I need to pairwise align protein structures.

Specifically, my task requires

  • alignment of structure predictions in PDB format, for EACH of ~1000 full length proteins

versus

  • X-ray crystallography based structure PDB files for Pfam/hmmsearch delimited domain only regions of EACH of these 6 (shorter domain) sequences.

This means ~1000*6 = 6,000 pairwise structure alignment runs.

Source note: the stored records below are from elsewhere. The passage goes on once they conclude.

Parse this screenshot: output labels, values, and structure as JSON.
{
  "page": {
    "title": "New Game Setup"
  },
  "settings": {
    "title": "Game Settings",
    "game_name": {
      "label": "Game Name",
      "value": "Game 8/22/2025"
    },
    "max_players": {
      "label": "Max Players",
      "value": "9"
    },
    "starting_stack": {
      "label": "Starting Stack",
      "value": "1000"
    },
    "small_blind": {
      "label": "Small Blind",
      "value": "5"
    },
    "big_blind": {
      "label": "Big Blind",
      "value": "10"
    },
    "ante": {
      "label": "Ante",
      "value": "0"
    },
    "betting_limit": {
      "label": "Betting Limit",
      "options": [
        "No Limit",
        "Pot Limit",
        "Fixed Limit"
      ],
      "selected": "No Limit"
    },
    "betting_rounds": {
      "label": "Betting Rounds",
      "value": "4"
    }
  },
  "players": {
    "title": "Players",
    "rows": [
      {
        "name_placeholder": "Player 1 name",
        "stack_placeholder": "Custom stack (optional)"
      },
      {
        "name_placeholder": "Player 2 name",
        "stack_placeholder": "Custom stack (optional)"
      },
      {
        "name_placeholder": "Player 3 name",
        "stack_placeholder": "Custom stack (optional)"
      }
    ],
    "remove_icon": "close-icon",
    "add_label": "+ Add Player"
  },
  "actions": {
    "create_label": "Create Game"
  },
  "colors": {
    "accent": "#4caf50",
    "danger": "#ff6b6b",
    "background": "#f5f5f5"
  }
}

Which software do you recommend from Wiki or elsewhere, with my following requirements:

  1. I should be able to download and run on my local laptop or university HPC, and not on a webserver (unless batch submission and download are allowed).
  2. The runtime, diskspace and RAM needed for each of my 6,000 pairwise alignment need to be reasonable for either my local laptop or on my univ's HPC (with ~2GB RAM nodes and 12cpu limit on my user account)
  3. I need to be able to parse the alignment results programmatically (using Perl or Python scripting...)

FINAL GOAL = Classify and/or rank each of the full-length proteins based on likelihood of domainĀ of interest being "present", not using pairwise sequence alignments, but from reported metrics of pairwise structure alignments (rather than my arbitrary yes/no/maybe classification)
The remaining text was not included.